Safe Rollouts: Slots, Dependencies & Hotfix Paths

Ensure reliable deployments with dependency ordering, deployment slot swaps, hotfix planning, and resiliency strategies. Minimise downtime with load balancing and rolling updates.

Why Safe Rollouts Require Planning

Simple explanation

Think of moving house.

You cannot set up the TV before the power is connected. You cannot unpack kitchen boxes before the shelves are assembled. There is a natural order β€” electricity first, then furniture, then electronics. If you do it out of order, things break or you waste time redoing work.

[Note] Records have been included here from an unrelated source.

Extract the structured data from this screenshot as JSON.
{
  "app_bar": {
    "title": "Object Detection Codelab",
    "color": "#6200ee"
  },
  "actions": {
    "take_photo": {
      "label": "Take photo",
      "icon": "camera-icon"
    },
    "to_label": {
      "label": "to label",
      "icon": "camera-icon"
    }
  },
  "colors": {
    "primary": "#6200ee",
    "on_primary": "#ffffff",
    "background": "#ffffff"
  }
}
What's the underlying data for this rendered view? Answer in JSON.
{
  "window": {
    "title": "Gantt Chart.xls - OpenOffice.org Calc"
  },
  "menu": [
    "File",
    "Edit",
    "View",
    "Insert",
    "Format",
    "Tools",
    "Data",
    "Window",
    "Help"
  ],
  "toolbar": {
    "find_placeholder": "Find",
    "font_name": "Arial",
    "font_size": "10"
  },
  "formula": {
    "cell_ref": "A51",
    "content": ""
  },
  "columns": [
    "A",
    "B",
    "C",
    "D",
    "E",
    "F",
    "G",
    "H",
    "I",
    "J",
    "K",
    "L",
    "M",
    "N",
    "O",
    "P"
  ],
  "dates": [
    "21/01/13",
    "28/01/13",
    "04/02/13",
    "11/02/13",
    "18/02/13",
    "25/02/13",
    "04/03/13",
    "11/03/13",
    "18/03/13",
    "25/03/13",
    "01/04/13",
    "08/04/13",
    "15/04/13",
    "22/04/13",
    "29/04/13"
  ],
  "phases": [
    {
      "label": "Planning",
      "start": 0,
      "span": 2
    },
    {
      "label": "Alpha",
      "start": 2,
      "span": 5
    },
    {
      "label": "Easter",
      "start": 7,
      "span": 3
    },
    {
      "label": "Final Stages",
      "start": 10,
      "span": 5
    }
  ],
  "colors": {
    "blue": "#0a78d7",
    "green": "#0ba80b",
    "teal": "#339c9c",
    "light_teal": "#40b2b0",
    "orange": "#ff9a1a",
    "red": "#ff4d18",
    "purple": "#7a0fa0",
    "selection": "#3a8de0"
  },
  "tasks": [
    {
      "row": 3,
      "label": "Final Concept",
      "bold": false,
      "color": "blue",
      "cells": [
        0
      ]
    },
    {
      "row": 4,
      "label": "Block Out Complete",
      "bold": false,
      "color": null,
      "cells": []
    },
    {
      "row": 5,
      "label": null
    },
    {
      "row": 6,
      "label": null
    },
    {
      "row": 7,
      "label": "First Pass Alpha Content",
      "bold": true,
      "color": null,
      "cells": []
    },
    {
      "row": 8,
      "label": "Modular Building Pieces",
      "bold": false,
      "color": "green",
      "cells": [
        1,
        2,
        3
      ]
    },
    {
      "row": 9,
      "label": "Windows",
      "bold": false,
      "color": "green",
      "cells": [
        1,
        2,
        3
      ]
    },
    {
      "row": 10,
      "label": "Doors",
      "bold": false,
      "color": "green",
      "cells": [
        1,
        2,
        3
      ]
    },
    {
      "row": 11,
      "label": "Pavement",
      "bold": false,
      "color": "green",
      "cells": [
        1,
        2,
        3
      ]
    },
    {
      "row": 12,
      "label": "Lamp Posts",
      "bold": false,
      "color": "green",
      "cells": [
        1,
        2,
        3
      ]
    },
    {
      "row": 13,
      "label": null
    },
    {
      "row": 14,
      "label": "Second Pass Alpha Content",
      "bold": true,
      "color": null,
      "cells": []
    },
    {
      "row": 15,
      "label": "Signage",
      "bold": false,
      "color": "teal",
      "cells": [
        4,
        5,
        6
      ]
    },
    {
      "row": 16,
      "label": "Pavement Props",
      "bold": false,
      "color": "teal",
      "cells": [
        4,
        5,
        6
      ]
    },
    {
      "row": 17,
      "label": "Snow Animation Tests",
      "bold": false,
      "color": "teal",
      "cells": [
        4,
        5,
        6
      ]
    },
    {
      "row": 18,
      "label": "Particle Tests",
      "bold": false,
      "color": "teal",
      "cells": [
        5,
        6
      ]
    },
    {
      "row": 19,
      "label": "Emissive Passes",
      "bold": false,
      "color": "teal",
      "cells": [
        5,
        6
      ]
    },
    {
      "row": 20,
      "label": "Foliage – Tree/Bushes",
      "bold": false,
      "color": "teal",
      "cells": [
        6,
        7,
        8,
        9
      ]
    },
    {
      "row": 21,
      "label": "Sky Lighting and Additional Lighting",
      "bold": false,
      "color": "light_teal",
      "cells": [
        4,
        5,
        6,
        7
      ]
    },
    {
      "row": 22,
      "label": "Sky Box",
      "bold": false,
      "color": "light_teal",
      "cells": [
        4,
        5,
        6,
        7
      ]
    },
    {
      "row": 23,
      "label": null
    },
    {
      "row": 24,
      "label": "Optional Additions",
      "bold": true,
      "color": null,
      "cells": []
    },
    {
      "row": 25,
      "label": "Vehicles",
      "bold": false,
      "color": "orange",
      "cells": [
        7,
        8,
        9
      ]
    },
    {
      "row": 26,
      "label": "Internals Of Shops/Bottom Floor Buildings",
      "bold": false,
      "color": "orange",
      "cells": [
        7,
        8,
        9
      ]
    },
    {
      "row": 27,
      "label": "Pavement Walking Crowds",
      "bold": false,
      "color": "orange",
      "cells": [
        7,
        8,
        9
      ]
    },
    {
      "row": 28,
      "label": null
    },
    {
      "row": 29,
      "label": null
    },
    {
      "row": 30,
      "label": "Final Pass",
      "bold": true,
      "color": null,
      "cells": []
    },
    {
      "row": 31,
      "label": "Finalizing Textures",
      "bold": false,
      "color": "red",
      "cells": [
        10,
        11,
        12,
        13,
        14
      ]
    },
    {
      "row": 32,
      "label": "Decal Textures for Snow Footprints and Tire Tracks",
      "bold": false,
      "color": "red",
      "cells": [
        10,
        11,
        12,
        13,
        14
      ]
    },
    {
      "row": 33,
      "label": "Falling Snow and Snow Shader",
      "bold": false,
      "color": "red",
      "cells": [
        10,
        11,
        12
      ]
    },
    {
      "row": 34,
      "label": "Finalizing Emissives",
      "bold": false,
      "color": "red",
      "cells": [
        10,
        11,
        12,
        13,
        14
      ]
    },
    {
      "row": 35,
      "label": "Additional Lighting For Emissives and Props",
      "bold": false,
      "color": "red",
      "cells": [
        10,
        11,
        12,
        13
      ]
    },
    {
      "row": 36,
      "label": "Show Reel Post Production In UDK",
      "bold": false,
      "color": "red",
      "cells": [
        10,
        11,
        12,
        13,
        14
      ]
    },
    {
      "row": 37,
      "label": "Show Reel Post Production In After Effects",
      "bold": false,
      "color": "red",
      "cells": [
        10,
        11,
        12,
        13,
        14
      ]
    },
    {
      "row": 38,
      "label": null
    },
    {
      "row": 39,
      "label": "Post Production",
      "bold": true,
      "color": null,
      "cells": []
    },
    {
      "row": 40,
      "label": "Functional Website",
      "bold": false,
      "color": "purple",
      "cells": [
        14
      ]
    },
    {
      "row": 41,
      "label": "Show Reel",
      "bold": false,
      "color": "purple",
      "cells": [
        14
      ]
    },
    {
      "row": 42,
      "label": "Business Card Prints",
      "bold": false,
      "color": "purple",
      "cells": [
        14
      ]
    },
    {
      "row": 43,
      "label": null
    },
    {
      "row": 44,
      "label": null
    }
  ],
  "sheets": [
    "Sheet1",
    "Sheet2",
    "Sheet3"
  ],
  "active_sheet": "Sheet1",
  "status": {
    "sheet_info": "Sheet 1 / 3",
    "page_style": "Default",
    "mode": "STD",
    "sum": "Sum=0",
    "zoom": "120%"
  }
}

Safe rollouts follow the same principle. Deploy the database changes before the API that needs them. Deploy the API before the frontend that calls it. Get the order wrong, and users see errors. Get it right, and nobody notices you shipped anything at all.

Dependency Deployment Ordering

When your application has multiple tiers (database, API, frontend, background workers), deployment order matters. The golden rule: deploy bottom-up β€” infrastructure and data layers first, presentation layers last.

The Deployment Order

1. Database schema changes (expand phase)
2. Background services / workers
3. Backend APIs
4. API gateways / BFF layers
5. Frontend applications
6. Database cleanup (contract phase β€” after old code is fully retired)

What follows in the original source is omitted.